Well, it's pretty hard to say what got Granger so worked up, but I think it could have been a combination of fright and overstimulation. That big wave incident was, no doubt, a scary thing for an 8-month-old! He just didn't know what to do with his emotions. He's still just a baby, really.

He will outgrow the jumping thing, I think. Everyone says not to reward with any kind of attention (positive or negative), but when you are out in public, that would be pretty difficult to ignore.

About the "Velcro Dog" thing... In a way, I think it is dangerous to buy into that thinking. My boy, Willie, is a perfect example of what I mean. In the house, he is very much a Velcro dog! But when he's outside, not so much. Willie's original owners might have trusted him a little too much, and that might be how he got lost and ended up in the dog pound. I do know he was never leash trained. That is very obvious. So be careful and do not think that your dog would never stray far from you. Oh, yes he would... if the circumstances were very intriguing and stimulating. Next thing you know, your Velcro dog is a lost dog. :'(


----------



## AfroViz (Jun 26, 2011)

Definitely not aggression. Overstimulation (like *mswhipple* said) would be my guess. I have a pup who's a similar age and she gets pretty jazzed up about birds and frisbees. At a certain level of excitement the nipping-jumping-barking behavior kicks in if she feels like she's not getting her way, or not getting her way fast enough.

I address it by facing her, crossing my arms, and demanding that she SIT! I don't shout or get angry but the world stops until she obeys. When she's calm and compliant the game goes on. That's the reward. I, personally, wouldn't use treats while a pup is acting out.

Avery is getting the idea. I can very rarely hype her up enough to instigate a tantrum with a frisbee anymore (she knows it just makes the game stop). Hyperstimulation around birds is still a problem but I expect it to pass as she matures. Maturity and consistency is the cure for all ills


----------



## redbirddog (Apr 23, 2010)

> address it by facing her, crossing my arms, and demanding that she SIT! I don't shout or get angry but the world stops until she obeys


.

In this training of my pups, it became part of the routine, while playing, to STOP and make them wait (sit) until I started the game again. I tried to do this BEFORE it gets crazy. Three minutes of play, then sit and wait. Then a "OK" and start the game again. This is a Alpha trait of the leader. You are in control of fun, food, and everything else.

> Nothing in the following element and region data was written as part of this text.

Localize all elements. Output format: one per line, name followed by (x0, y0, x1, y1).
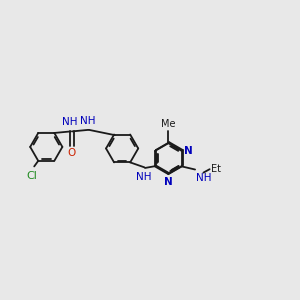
Text: NH: NH (136, 172, 151, 182)
Text: NH: NH (80, 116, 95, 125)
Text: NH: NH (196, 173, 211, 183)
Text: N: N (164, 177, 173, 187)
Text: NH: NH (62, 117, 78, 127)
Text: N: N (184, 146, 193, 156)
Text: Cl: Cl (27, 171, 38, 182)
Text: Et: Et (211, 164, 221, 174)
Text: O: O (68, 148, 76, 158)
Text: Me: Me (161, 118, 176, 129)
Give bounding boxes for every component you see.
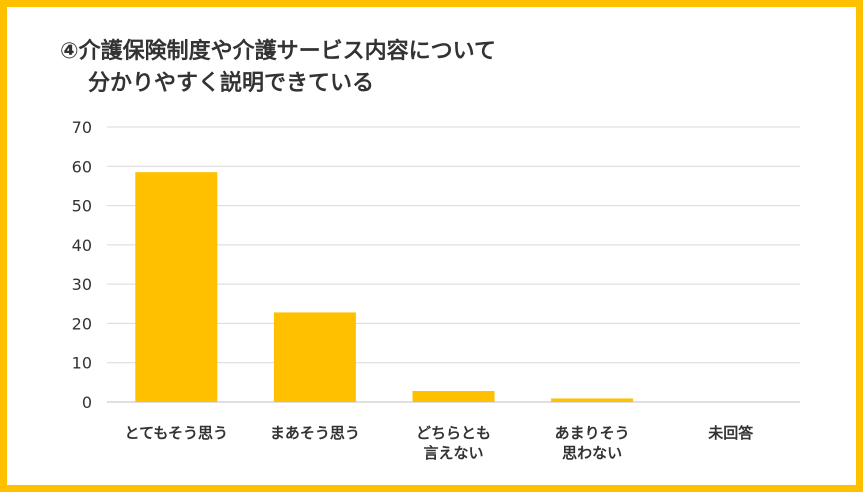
- x-axis-categories: とてもそう思う まあそう思う どちらとも言えない あまりそう思わない 未回答: [125, 424, 755, 462]
- x-category-label: どちらとも言えない: [416, 424, 491, 462]
- y-tick-label: 10: [72, 354, 92, 373]
- x-category-label-line: 未回答: [707, 424, 754, 442]
- x-category-label: まあそう思う: [270, 424, 360, 442]
- x-category-label-line: 思わない: [562, 444, 622, 462]
- y-tick-label: 40: [72, 236, 92, 255]
- x-category-label: 未回答: [707, 424, 754, 442]
- y-axis-ticks: 0 10 20 30 40 50 60 70: [72, 118, 92, 412]
- chart-title-line-1: ④介護保険制度や介護サービス内容について: [60, 39, 496, 64]
- bars: [135, 172, 634, 402]
- chart-title-line-2: 分かりやすく説明できている: [88, 71, 375, 96]
- x-category-label-line: まあそう思う: [270, 424, 360, 442]
- y-tick-label: 50: [72, 197, 92, 216]
- chart-title: ④介護保険制度や介護サービス内容について 分かりやすく説明できている: [60, 36, 496, 100]
- y-tick-label: 60: [72, 157, 92, 176]
- x-category-label: あまりそう思わない: [555, 424, 630, 462]
- y-tick-label: 20: [72, 314, 92, 333]
- y-tick-label: 30: [72, 275, 92, 294]
- x-category-label-line: とてもそう思う: [125, 424, 229, 442]
- y-tick-label: 70: [72, 118, 92, 137]
- x-category-label-line: あまりそう: [555, 424, 630, 442]
- gridlines: [107, 126, 800, 403]
- bar-2: [412, 391, 495, 402]
- x-category-label-line: どちらとも: [416, 424, 491, 442]
- y-tick-label: 0: [82, 393, 92, 412]
- bar-0: [135, 172, 218, 402]
- bar-1: [273, 312, 356, 402]
- x-category-label-line: 言えない: [423, 444, 483, 462]
- x-category-label: とてもそう思う: [125, 424, 229, 442]
- bar-3: [551, 398, 634, 402]
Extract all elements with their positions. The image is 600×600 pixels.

As a pup, not all the "connections" are developed in their social makeup. This is where getting out and socializing in all possible conditions is important. At the same time it is desensitizing them to this big strange world.


On thing you might try. Always start a command with "Granger, (command)."
The word "NO" should be replaced by specific action. This is how a bird dog is trained. A Vizsla can learn a lot of words. Just make sure it is a word and not a sentence. "Granger - Down" in a strong confident tone (no anger) and not "Granger - I would like you to get down," or "Get down you ********** dog." 

Good luck.

redbirddog


----------



## sarahaf (Aug 17, 2009)

My bet is anxiety. Doesn't sound like aggression to me. Rosie does this thing where she jumps up and looks at us intently when she wants to be removed from a situation that frightens her (including being dropped off at daycare). She has also occasionally done that (including as a very young puppy) when she is tired or hot during a walk, almost seeming to implore us to bring her home. From your description of the jumping and clawing, it kind of sounds like a semi-panic. So on that point, I agree w/ Ms. Whipple. He was likely grasping for the safe person in the face of those scary waves. Just a guess, of course, but that's what I picture from your description.


----------